This 30-day project explores the refactoring of a legacy system. The Everything Engine is an aging software project that powers Perl Monks, Everything 2, and a few other websites. It suffers from poor design and maintainiability. Learn what it’s like to look over the shoulder of an experienced developer as he refactors, redesigns, and updates the code.

Today the porting of yet another node test worked almost flawlessly. Am I getting good at this?

Day 14: Finally Porting without Debugging

The problem in the previous day’s work was because I started porting tests out of order. To fix that, I need to port setting and probably document today.

Somehow I removed all of the tests in t/Node/setting.t when I changed the test harness there, but that’s why there’s source control. After recovering the previous version, now I can revise Everything::Node::Test::setting appropriately.

After creating the test subclass and overriding node_class() appropriately, 212 tests run and 8 fail. (There are plenty of skips though.)

Overriding test_extends() adds another test. Great!

After adding SUPER() to the Everything::Node::setting namespace, 213 tests run and 5 fail. Even better.

The next two tests are for construct() and destruct(), but they do the same thing as the parent class’s test methods, so I don’t even need them.

The getVars() test is a bit tricky, but it ports easily. 215 tests run. 5 fail. The same goes for setVars() and hasVars(). The latter test makes one failure go away, so now 217 run and 4 fail.

fieldToXML() is next. The parent test class exercises this (and all of its tests pass), but there’s more to test here now. Specifically, the setting node has to export the vars field to XML, and that logic is in fieldToXML().

By adding a SUPER() call in the test method, everything just works out. 222 tests run and 4 fail. This covers 46% of the test file.

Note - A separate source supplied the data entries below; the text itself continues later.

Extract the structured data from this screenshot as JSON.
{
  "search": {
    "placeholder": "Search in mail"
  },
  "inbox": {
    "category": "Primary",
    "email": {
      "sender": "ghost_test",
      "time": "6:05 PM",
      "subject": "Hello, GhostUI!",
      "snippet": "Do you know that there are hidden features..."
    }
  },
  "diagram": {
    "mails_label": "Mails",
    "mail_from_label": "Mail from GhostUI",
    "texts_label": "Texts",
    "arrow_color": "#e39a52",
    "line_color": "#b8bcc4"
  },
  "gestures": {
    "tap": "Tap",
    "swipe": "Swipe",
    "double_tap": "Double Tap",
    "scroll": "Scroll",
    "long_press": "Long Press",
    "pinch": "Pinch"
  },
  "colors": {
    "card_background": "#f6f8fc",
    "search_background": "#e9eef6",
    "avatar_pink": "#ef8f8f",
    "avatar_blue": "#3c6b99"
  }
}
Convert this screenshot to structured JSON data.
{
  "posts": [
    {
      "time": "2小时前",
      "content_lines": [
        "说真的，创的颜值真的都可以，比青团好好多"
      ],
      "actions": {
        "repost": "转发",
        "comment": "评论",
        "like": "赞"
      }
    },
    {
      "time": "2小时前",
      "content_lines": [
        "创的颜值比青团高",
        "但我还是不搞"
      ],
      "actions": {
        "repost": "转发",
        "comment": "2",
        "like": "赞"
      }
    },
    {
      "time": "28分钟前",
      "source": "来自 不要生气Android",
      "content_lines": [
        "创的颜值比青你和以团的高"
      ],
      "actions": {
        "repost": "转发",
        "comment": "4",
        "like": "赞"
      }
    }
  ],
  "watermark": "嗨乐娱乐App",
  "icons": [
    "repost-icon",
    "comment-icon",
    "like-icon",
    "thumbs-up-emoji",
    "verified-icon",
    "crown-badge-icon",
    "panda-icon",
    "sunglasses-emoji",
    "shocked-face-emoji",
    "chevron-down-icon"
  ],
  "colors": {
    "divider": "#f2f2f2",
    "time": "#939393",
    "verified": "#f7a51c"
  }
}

Hopefully the xmlTag() tests are similar. The same technique makes 228 tests run and still only 4 fail. I didn’t even look at the code to see if there’s duplication… and there is. Also, this is the source of three test failures.

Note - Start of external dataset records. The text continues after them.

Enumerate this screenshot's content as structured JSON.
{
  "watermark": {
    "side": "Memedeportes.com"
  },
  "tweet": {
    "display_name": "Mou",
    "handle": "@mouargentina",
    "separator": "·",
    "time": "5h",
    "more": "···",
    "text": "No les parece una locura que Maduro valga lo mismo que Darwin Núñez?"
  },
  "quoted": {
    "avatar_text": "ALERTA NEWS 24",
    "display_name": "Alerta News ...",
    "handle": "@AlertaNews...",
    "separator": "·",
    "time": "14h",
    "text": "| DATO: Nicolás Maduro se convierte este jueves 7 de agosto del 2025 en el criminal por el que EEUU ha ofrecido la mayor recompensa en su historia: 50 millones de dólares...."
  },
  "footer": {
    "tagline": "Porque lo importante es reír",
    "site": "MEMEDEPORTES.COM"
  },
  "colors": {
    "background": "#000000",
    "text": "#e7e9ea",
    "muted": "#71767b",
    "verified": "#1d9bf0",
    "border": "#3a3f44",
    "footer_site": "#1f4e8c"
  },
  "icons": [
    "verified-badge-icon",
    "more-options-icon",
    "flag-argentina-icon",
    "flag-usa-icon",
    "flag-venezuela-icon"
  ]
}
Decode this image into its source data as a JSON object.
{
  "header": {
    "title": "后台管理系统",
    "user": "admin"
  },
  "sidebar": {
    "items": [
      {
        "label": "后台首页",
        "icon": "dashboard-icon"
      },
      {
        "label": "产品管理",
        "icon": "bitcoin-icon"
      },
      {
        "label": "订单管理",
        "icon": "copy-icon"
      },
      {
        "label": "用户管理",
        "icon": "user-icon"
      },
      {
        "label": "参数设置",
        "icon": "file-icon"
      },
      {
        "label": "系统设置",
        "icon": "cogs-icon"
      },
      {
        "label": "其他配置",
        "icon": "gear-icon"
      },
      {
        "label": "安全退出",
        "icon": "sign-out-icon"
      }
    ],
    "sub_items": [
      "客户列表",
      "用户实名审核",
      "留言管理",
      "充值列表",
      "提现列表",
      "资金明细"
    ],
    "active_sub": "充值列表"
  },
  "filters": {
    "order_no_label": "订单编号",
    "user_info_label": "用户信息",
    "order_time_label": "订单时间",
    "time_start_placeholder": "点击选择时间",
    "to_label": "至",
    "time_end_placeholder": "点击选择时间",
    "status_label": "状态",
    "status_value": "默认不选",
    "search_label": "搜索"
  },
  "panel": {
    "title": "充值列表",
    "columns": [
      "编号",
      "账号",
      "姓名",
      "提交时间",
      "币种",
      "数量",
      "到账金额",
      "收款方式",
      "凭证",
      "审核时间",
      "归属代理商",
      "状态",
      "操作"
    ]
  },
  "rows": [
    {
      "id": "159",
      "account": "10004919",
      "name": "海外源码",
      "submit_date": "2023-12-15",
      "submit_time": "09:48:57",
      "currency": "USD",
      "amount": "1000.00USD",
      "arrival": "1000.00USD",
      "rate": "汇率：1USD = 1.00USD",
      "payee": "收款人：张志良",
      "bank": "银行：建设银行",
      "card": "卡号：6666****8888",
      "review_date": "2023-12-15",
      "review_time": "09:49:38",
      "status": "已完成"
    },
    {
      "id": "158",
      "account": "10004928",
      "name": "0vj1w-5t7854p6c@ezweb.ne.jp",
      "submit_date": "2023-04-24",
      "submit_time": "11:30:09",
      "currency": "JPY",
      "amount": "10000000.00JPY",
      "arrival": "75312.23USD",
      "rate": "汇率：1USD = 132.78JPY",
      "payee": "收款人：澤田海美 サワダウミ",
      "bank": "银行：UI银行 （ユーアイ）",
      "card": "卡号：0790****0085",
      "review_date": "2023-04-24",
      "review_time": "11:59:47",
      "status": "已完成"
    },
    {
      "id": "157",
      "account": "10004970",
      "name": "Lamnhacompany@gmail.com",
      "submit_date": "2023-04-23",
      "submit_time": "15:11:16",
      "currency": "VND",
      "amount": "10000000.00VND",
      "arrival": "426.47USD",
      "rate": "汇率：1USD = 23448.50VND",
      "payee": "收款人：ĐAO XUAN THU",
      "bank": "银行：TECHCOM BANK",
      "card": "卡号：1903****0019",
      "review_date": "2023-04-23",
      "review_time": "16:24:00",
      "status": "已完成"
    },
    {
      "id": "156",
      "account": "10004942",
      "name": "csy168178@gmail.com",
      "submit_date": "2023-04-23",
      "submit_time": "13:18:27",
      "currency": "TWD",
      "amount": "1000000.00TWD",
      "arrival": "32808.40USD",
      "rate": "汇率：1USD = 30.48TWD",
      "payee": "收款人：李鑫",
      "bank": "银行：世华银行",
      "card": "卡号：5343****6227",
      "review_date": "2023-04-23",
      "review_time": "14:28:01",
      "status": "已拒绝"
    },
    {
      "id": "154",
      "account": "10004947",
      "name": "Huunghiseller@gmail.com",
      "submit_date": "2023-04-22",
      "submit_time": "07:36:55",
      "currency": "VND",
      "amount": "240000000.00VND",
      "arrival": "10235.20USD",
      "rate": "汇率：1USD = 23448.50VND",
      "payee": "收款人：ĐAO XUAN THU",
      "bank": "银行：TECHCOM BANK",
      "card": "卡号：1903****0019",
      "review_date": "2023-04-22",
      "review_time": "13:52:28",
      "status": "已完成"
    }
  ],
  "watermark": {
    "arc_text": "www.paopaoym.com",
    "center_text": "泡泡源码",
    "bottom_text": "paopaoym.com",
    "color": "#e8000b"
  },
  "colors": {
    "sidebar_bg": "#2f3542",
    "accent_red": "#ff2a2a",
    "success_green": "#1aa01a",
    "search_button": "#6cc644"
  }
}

The problem here, as usual, is that there’s an extra method call in the overridden xmlTag() that the mock in the parent test method doesn’t understand. The solution for now is to check the SUPER() call, but not actually to make it. With that in place, 219 tests run and only 1 fails. 61% of the test file is in the new style.

The next test method is the hideous applyXMLFix(). It’s a big chunk of code.The right way to figure out what this should test is to examine what the overridden method does.

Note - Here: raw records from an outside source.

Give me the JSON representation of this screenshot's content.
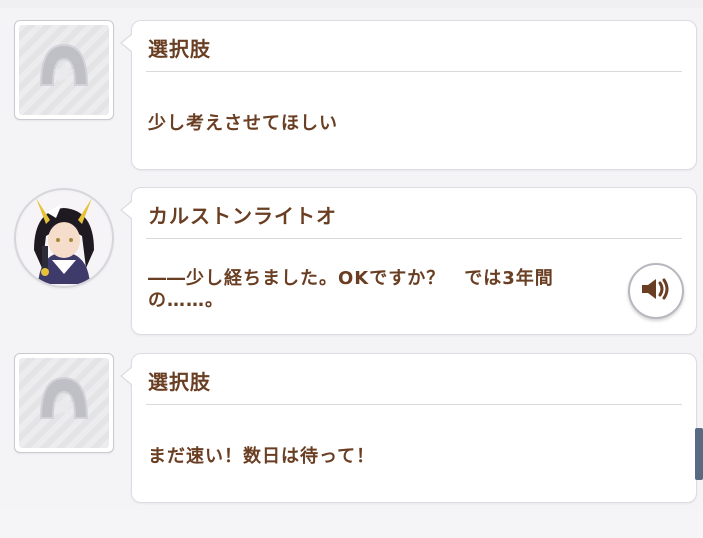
{
  "entries": [
    {
      "speaker": "選択肢",
      "message": "少し考えさせてほしい",
      "avatar": "placeholder-horseshoe-icon"
    },
    {
      "speaker": "カルストンライトオ",
      "message": "――少し経ちました。OKですか？　では3年間の……。",
      "avatar": "character-portrait",
      "voice_button": "speaker-sound-icon"
    },
    {
      "speaker": "選択肢",
      "message": "まだ速い！数日は待って！",
      "avatar": "placeholder-horseshoe-icon"
    }
  ],
  "colors": {
    "text_brown": "#6a3e22",
    "accent_slate": "#5a6a83",
    "card_bg": "#ffffff"
  }
}
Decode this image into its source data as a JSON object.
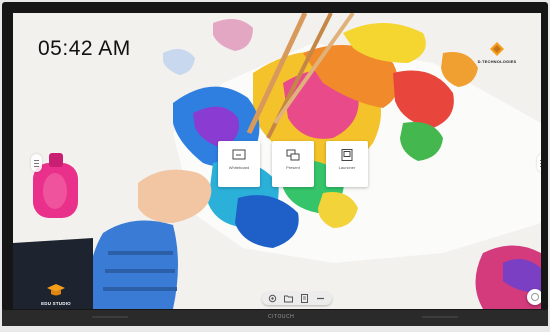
{
  "screen": {
    "clock": "05:42 AM"
  },
  "brand": {
    "name": "D.TECHNOLOGIES"
  },
  "apps": [
    {
      "label": "Whiteboard",
      "icon": "whiteboard-icon"
    },
    {
      "label": "Present",
      "icon": "present-icon"
    },
    {
      "label": "Launcher",
      "icon": "launcher-icon"
    }
  ],
  "edu_studio": {
    "label": "EDU STUDIO"
  },
  "taskbar": {
    "icons": [
      "settings-icon",
      "folder-icon",
      "document-icon",
      "more-icon"
    ]
  },
  "device": {
    "bottom_brand": "CITOUCH"
  },
  "colors": {
    "accent_orange": "#f59e1a",
    "bezel": "#161616"
  }
}
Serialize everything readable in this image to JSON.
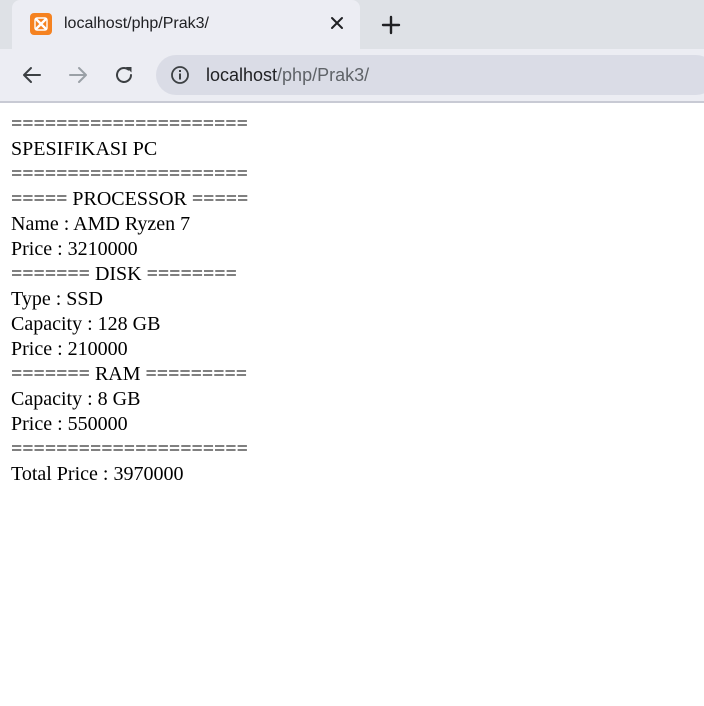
{
  "browser": {
    "tab": {
      "title": "localhost/php/Prak3/",
      "favicon": "xampp-icon",
      "favicon_color": "#f58220"
    },
    "new_tab_icon": "plus-icon",
    "nav": {
      "back_icon": "arrow-left-icon",
      "forward_icon": "arrow-right-icon",
      "reload_icon": "reload-icon"
    },
    "address_bar": {
      "info_icon": "info-icon",
      "url_host": "localhost",
      "url_path": "/php/Prak3/"
    }
  },
  "page": {
    "lines": [
      "=====================",
      "SPESIFIKASI PC",
      "=====================",
      "===== PROCESSOR =====",
      "Name : AMD Ryzen 7",
      "Price : 3210000",
      "======= DISK ========",
      "Type : SSD",
      "Capacity : 128 GB",
      "Price : 210000",
      "======= RAM =========",
      "Capacity : 8 GB",
      "Price : 550000",
      "=====================",
      "Total Price : 3970000"
    ]
  }
}
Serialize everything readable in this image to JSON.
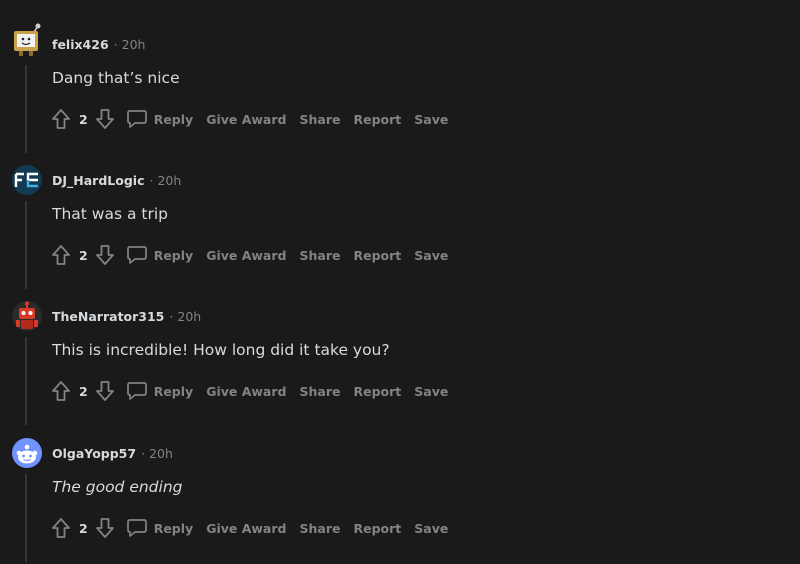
{
  "comments": [
    {
      "username": "felix426",
      "time": "20h",
      "body": "Dang that’s nice",
      "italic": false,
      "score": "2",
      "avatar_icon": "tv-robot-avatar-icon"
    },
    {
      "username": "DJ_HardLogic",
      "time": "20h",
      "body": "That was a trip",
      "italic": false,
      "score": "2",
      "avatar_icon": "fc-logo-avatar-icon"
    },
    {
      "username": "TheNarrator315",
      "time": "20h",
      "body": "This is incredible! How long did it take you?",
      "italic": false,
      "score": "2",
      "avatar_icon": "red-robot-avatar-icon"
    },
    {
      "username": "OlgaYopp57",
      "time": "20h",
      "body": "The good ending",
      "italic": true,
      "score": "2",
      "avatar_icon": "default-snoo-avatar-icon"
    }
  ],
  "actions": {
    "separator": "·",
    "reply": "Reply",
    "give_award": "Give Award",
    "share": "Share",
    "report": "Report",
    "save": "Save"
  },
  "colors": {
    "background": "#1a1a1b",
    "text": "#d7dadc",
    "muted": "#818384",
    "thread_line": "#343536"
  }
}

The first batch of tests can extend test_apply_xml_fix_no_fixby_node(). That simplifies things. Of course, the tests were buggy because applyXMLFix() didn’t return undef… but that’s an easy fix and I’m glad I remembered it. Another test failed because the old setting test overrode the logging on its own. Porting that to the new approach fixed the test. 224 run and 1 fails.

The rest of applyXMLFix() will hopefully be easier. Nope. 230 run (it runs six more) and five fail.

Of course, this is because the fixby node doesn’t contain the right fields; I moved that setup into the previous test. With the setup code added back, two tests fail.

A lot of tests skip too, because I didn’t add code to call the parent test method. With that in place, and with a couple of database mocks replaced with the database mock object, 230 tests run and 2 fail. One of the failures is in the parent method. Calling the parent test method as the first action — and clearing out the logged error data — fixes that failure. 230 tests run. 1 fails. 94% of the code is in the new style.

getNodeKeepKeys() is next, with one test. 231 run. 1 fails.

The final test in the file is for updateFromImport(). Coincidentally, this is the one with the test failure. Adding a logging mock fixes it, but that’s without calling the parent test method. Will it pass? Will it fail?

It fails, as I expected. The problem is that there’s an undefined reference somewhere in the parent test method. There’s really no easy way to test this, so I decided to leave the test overriding but not calling the parent method. 230 tests run. Everything passes.

How’s the whole suite? 2232 tests pass in 54 files and there are no failures. That’s good for a day of work. After setting the properties in the new test file and adding it to MANIFEST, this is checkin #847.